In Westchester County the Indian title was first extinguished by purchase from the Indians pursuant to a license from the Dutch or English authorities, then Manors and (frants, by patents were obtained in the manner directed by the Dutch or English laws. And usually in the case of the Manors and larger patents, deeds of confirmation were subsequently obtained from the Indians, merely as a matter of precaution, notwithstanding the fact that the Indian title had, pursuant to the laws both of the Dutch and the English, been always extinguished by deed or deeds beforehand.

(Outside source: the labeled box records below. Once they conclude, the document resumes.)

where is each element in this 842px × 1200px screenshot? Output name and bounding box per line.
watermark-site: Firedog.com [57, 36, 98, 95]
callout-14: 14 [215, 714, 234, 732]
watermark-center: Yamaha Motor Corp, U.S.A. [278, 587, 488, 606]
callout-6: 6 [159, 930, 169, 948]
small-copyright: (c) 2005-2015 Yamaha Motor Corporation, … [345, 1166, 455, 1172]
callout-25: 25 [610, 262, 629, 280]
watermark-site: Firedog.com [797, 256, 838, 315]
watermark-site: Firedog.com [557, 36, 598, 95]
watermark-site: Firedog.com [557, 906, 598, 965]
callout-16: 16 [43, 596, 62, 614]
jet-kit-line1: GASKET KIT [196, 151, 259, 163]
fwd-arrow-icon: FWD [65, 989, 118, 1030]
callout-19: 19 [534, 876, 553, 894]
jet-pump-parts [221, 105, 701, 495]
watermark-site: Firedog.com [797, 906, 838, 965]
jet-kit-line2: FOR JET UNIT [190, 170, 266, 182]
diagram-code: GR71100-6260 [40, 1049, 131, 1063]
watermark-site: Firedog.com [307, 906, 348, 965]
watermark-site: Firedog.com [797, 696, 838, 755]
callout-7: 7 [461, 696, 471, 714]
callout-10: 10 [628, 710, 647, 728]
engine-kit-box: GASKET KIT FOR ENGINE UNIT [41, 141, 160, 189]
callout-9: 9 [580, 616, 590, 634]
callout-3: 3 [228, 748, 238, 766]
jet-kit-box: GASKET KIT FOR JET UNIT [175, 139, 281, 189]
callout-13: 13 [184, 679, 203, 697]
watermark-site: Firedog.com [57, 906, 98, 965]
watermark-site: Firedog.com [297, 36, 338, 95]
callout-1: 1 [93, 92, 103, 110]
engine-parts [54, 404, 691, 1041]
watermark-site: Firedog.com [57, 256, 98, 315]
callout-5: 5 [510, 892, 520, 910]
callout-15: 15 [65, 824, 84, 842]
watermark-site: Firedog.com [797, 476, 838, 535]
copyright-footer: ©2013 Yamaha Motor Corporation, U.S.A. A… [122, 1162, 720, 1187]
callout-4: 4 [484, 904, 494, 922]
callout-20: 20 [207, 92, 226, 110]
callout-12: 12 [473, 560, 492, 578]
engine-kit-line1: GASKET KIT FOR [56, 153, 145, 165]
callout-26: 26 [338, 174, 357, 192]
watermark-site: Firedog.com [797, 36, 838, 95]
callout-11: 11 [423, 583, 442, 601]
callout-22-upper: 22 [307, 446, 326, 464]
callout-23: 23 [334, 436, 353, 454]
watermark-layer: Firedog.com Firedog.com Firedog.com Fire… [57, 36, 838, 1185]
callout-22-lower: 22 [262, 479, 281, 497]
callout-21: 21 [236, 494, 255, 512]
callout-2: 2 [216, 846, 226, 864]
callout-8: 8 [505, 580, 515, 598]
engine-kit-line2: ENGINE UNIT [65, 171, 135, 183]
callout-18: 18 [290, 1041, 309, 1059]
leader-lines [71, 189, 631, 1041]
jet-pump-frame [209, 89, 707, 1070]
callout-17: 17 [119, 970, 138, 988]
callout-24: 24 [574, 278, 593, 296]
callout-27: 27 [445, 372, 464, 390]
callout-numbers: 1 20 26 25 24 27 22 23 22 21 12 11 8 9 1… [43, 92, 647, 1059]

The North American Indians claimed that they sprung from the earth -- that they were Antochthoni, produced from the earth itself, and hence they boasted their title to the lands could never be questioned and was indefeasible. This belief was the underlying foundation of the many curious, grotesque, and absurd, accounts of their origin given by different tribes, and different writers at different times. This is not the place to discuss the origin of the Indians, nor any of the many theories that have been broached to account for it.

But the belief above mentioned, in some form or other, always existed among themselves. Never was it more forcibly, or more eloquently expressed than by the great Tecumseh at the Council of Vincennes held by General Harrison, afterwards the ninth President of the United States, at that place in 1811. The chief of some tribes attended, to complain of a purchase of lands which had been made from the Kickapoos. The harshness of language used by Tecumseh in the course of the conference caused it to be broken up in confusion. In the progress of the long "talks," which took place, Tecumseh, having finished one of his speeches, looked around, but seeing every one seated, while no seat was prepared for him, a momentary frown passed over his countenance.